Como é fácil fazer besteira
Comentando o filme Sybil, de 2019, no qual uma terapeuta perde a noção da própria realidade.
Ontem, eu estava procrastinando pra fazer meu imposto de renda e acabei assistindo à Sybil, da diretora francesa Justine Triet.
É um filme de 2019, deliciosamente estranho. Meio comédia, meio drama, meio experimental, meio cringe e meio sexy. Conta a história de uma psicóloga de uns 40 anos, Sybil, que decide virar escritora.
Mas, espere aí, não pare de ler ainda.
Sybil é ex-baladeira, ex-alcoólatra e ex-namorada de um sujeito chamado Gabriel. O relacionamento entre eles termina quando o rapaz decide largar a vida louca.
Sybil arranja um marido (pelo qual não tem atração sexual), monta uma família e tenta suportar a saudade dos momentos mais agitados da vida.
Daí que, abduzida pela literatura, ela troca todos os seus clientes por um processador de textos. Só que não consegue escrever.
Mas, espere aí, não pare de ler o texto ainda.
Sybil é atropelada por ligações insistentes. São de uma jovem atriz, que diz estar desesperada, precisando de terapia imediatamente. O celular não para de tocar e as mensagens de texto não param de surgir.
Sybil sente-se pressionada e resolve atender a moça. Ela se chama Margot Vasilis, papel de Adèle Exarchopoulos. Confesso que eu também teria dificuldades de negar um pedido de Adèle. Não sei, sou atraído por mulheres com crase no e.

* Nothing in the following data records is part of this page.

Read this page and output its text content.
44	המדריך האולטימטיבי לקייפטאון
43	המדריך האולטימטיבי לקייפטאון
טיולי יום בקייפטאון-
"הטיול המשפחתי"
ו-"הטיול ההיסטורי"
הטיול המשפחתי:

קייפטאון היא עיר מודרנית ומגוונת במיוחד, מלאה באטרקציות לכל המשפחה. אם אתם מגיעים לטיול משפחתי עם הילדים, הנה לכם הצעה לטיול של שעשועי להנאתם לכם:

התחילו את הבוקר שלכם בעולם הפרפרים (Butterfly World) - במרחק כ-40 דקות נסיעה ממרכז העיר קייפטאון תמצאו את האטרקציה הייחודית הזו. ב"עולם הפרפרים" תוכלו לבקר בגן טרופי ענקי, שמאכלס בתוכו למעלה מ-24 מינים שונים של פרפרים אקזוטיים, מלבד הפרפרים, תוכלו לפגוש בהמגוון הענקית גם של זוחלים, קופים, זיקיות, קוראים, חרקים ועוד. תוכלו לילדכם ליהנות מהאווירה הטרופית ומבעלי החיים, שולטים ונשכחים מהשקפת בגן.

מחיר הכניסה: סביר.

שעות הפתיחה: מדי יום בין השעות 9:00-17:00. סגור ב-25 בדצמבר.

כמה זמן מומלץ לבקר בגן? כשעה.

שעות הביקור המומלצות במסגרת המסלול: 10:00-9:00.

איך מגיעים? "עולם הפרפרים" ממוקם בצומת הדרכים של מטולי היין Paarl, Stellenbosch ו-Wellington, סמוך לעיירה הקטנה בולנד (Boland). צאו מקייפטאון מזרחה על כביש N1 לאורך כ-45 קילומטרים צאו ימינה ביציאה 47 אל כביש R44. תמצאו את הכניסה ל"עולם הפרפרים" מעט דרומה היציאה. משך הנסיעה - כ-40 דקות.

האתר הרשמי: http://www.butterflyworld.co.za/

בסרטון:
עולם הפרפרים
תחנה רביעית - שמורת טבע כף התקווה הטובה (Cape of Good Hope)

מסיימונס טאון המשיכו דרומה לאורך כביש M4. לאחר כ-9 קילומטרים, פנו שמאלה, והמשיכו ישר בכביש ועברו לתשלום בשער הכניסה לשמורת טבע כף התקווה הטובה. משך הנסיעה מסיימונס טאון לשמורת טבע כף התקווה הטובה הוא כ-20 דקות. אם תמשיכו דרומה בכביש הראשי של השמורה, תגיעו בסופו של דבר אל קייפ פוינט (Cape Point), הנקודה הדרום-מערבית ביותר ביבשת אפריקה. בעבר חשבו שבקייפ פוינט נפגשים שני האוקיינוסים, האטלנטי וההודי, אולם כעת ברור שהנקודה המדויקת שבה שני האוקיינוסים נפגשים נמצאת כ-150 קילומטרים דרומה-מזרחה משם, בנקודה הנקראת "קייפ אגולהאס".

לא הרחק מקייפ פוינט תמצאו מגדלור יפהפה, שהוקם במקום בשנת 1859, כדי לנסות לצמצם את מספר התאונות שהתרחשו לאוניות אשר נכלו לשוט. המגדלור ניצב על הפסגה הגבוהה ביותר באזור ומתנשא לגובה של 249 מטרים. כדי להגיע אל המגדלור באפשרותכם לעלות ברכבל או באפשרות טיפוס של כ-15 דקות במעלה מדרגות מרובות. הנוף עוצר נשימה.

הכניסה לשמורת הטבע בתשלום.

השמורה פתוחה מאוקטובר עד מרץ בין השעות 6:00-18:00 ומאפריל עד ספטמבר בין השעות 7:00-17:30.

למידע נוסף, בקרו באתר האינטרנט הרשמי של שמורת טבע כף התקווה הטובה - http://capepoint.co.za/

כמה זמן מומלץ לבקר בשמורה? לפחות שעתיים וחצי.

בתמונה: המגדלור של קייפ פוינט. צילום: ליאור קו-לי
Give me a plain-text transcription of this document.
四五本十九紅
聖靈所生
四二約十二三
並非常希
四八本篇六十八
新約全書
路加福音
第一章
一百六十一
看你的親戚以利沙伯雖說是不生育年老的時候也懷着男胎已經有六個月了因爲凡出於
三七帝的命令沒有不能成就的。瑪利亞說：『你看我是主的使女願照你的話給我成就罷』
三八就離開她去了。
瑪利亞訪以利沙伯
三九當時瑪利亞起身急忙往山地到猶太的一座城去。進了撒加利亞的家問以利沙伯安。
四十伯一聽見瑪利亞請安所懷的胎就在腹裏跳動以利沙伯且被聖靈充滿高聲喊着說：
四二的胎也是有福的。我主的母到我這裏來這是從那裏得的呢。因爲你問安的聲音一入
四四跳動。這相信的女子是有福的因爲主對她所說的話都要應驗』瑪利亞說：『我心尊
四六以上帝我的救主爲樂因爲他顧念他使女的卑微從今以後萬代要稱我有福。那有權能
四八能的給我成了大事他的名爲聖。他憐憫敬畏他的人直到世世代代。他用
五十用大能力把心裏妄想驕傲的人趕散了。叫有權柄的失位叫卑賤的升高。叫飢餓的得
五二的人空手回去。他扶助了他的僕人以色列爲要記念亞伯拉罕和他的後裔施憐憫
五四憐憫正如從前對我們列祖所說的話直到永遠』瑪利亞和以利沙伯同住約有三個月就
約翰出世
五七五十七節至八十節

A história de Margot começa a inspirar Sybil a escrever. A psicóloga esconde um celular e grava as sessões de terapia, sem autorização da paciente. Depois reconta a história no seu livro.
A onipresença da tecnologia tem um papel fundamental na história. Ela facilita Margot a manipular a terapeuta. O bombardeio de mensagens ajuda a colocar Sybil num estado mental de culpa e compulsividade.
Sybil não consegue se defender: por um lado, quer evitar as mensagens de Margot. Por outro, precisa de mais mensagens pra saber se tudo está bem com ela. Também entra num loop de ler e reler as comunicações pra aplacar a culpa e sentir-se no controle da situação.
Mas a tecnologia também ajuda Sybil. No caso, a escorregar na ética da profissão. Até recentemente, ser stalker, registrar a vida alheia, era coisa pra profissionais. Coisa pro Gene Hackman, usando fitas de rolo, etc. Agora, a Siri mesmo resolve.
No mundo da conveniência total, não há muito tempo pra pensar. É tão fácil realizar desejos que surge uma mega inconveniência: gerenciar a impulsividade. Trocamos alguns aborrecimentos da vida pela maior tarefa da espécie (que já vem designada de fábrica), o autocontrole.
E Sybil vai perdendo o dela. Aos poucos, se enrola cada vez mais com Margot. Aceita até ir a um set de filmagem, na qual acaba mediando a relação da atriz com uma diretora de cinema chiliquenta e um amante.
A partir de então, a história vira uma espécie de Inception à francesa. Sybil está num filme dentro de outro, tentando escrever um romance que está reescrevendo sua própria vida. Enquanto isso, continua reciclando seu passado com Gabriel. Transa com um homem, fantasiando outro.
Estou resistindo bravamente aos spoilers. Mas avanço só mais um pouquinho. É que a história muda radicalmente, graças a uma falha tecnológica. Quer dizer, não é bem uma falha. Na verdade, é uma eficiência que causa um problema pra Sybil.
No mundo da conveniência total, estamos sempre prestes a ser desnudados. Pelas falhas e pelas eficácias. O problema é sempre o contexto: o erro de um pode ser o acerto de outro. A facilidade atual pode ser o problema futuro.
Nós tendemos a pensar em começos, meios e fins. Mas cada decisão, cada tecnologia abre novos universos paralelos que se influenciam mutualmente. E que disparam sementes pra todos os lados, inclusive pro passado.
Quanto mais aceleração, mais complexidade. A inconveniência, às vezes, é uma rede de segurança. Não há nenhuma novidade nisso. No entanto, ainda cultuamos essa visão dualista e simplista de conveniência contra inconveniência.
Como teria sido a história de Sybil sem o celular à mão? Que caminhos seu desejo teria encontrado?
Agora deu vontade de assistir ao outro Sybil, o filme de 1976. E o de 2007. Mas, antes, é melhor enfrentar a inconveniência do imposto de renda.
PS – Sybil é o nome de uma mulher que ficou famosa no século passado porque, em tese, tinha múltiplas personalidades. Até onde sei, alguns psicólogos ainda estudam seu caso.